In my previous post, I talked about how a holy God still uses, indeed privileges, messed-up people to serve Him. In this second and last part of the series, I explore the theological foundations of such a paradox.
So, why do I say that in the context of worship ministry, our qualifications for those who serve should be musical skill and good attitude, rather than personal holiness? (I am not saying of course that people shouldn’t grow in holiness. We should! – because it is a sign of an ever-growing relationship with God).
The first thing we need to understand is the role of a priest. In the Bible, a prophet is someone who is God’s mouthpiece. He represents God to His people, to give direction, comfort or correction. A priest, on the other hand, represents the people before God.
Hebrews 5:1 says:
Every high priest is selected from among men and is appointed to represent them in matters related to God, to offer gifts and sacrifices for sin.
This is why in Old Testament times, how Israel fared as a nation was dependent on the quality of her high priest. If the high priest was good, then the nation was blessed. If the high priest was bad, then Israel suffered the consequences.
Obviously, no high priest was ever perfect. The writer of Hebrews goes on to say that the high priest himself was subject to weakness and so had to offer sacrifices for his own sin as well as the sin of the people (verse 3).

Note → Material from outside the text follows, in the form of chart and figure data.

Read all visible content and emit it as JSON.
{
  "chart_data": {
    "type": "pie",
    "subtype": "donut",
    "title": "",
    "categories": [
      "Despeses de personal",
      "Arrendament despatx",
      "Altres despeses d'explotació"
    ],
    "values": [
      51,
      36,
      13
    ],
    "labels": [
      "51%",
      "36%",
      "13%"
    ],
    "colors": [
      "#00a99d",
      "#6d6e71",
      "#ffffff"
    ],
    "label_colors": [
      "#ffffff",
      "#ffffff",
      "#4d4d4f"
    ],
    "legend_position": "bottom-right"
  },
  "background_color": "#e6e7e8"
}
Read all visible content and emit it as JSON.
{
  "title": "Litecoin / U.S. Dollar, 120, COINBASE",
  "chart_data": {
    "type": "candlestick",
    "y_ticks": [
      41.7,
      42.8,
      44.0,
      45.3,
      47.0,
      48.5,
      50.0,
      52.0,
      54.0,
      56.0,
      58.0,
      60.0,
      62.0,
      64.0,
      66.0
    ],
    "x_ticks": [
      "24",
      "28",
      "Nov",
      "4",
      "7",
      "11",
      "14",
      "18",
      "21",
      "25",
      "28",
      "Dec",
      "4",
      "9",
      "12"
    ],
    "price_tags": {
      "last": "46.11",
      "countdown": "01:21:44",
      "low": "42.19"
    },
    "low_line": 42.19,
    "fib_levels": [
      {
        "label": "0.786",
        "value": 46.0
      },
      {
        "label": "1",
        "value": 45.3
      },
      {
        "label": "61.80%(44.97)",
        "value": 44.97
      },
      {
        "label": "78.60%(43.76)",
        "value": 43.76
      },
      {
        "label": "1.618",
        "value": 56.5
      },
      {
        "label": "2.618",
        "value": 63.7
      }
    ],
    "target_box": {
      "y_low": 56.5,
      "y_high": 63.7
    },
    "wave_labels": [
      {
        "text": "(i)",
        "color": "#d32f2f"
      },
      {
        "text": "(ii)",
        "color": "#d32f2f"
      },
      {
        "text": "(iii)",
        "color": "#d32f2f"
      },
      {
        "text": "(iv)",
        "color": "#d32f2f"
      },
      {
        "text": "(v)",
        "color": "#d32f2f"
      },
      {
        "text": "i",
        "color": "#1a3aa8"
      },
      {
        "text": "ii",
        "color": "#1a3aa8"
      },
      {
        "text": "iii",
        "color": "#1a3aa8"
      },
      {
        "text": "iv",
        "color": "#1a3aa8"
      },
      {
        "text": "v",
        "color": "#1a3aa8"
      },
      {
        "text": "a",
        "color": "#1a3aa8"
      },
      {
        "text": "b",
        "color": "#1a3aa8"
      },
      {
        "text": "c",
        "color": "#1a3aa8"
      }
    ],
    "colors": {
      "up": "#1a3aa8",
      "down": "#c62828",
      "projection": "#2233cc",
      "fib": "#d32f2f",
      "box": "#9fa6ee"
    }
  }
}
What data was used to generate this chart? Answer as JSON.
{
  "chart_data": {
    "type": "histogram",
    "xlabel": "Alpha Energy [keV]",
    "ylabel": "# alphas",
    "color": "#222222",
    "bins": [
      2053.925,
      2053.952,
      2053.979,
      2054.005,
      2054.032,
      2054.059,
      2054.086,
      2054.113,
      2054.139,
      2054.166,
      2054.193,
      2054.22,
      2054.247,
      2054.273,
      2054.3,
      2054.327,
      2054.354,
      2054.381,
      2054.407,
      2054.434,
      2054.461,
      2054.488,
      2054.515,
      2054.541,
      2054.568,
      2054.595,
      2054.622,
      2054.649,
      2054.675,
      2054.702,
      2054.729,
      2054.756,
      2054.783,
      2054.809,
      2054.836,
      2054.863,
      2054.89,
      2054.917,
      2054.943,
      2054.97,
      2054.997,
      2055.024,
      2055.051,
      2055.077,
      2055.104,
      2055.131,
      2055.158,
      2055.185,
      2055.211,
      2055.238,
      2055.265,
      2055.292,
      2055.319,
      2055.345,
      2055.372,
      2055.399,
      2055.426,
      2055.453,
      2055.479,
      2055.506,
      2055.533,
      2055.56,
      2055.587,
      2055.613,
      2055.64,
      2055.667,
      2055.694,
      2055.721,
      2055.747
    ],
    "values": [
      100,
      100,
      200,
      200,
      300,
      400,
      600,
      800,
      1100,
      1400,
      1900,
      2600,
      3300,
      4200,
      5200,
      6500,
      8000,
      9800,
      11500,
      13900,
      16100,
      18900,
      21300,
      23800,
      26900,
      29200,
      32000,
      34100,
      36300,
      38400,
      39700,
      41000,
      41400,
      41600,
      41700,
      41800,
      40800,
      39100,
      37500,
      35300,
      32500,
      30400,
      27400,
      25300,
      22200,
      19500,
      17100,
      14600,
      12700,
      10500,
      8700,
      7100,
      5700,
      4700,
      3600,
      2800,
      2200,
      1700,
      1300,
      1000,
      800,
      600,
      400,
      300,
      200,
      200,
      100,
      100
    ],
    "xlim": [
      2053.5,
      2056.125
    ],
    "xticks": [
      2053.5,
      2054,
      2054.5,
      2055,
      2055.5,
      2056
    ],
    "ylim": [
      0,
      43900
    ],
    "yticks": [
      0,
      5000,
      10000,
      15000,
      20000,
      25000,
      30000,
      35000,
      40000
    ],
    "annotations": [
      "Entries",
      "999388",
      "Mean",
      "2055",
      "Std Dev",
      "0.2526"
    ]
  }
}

Thankfully, we now have a High Priest who is incorruptible, who lived a perfect life and now sits at the right hand of God. He is a High Priest, not of the order of Aaron, but of the order of Melchizedek; who did not inherit the lifeblood of Adam’s line but who was beyond and before Adam. This priest, the writer says is (in Chapter 7, verse 16):
one who has become a priest not on the basis of a regulation as to his ancestry but on the basis of the power of an indestructible life.
So, as Jesus is, so are we in this world (1 Jn 4:17). In other words, just as Jesus is perfectly righteous, so are we seen as righteous by God in this world. What a reassuring thought!
This was actually foreshadowed when the law was instituted in the book of Exodus. There is much to be said about the significance of God’s design of the high priest’s garments (which we won’t have space to cover). But in relation to the headpiece, God gave these directions (Exodus 28:36-38):
Make a plate of pure gold and engrave on it as on a seal: HOLY TO THE LORD. Fasten a blue cord to it to attach it to the turban; it is to be on the front of the turban. It will be on Aaron’s forehead, and he will bear the guilt involved in the sacred gifts the Israelites consecrate, whatever their gifts may be. It will be on Aaron’s forehead continually so that they will be acceptable to the Lord.
Notice this: the gold plate on Aaron’s forehead has the words “Holy to the Lord” engraved, not written, on it. Engraving speaks of permanence. It cannot be erased or be taken to with liquid paper. This means that God’s standard of holiness is eternal and uncompromising. But, as Aaron brings the gifts of the people before God, God sees the mark of holiness on Aaron (it is “on Aaron’s forehead continually”). As a result, the priest absorbs the guilt of the people and the gifts are acceptable to the Lord.
At the end of the day, the gifts of the people aren’t holy and acceptable because the people were holy, it was because God saw the gifts through the high priest.
So today, as a musician, preacher, usher, connect group leader, event organiser, church barista, finance guru, rubbish-picker – the efficacy of your offering has nothing to do with how good you are. They are acceptable to God, and efficacious, because they go through our High Priest, Jesus, the only high priest who is forever perfect and righteous! This should give you the confidence to serve God no matter how you might feel about yourself, or what others might say about you. See yourself as God sees you; put your gifts (whatever they may be) in His hands; and let Him use them for His glory!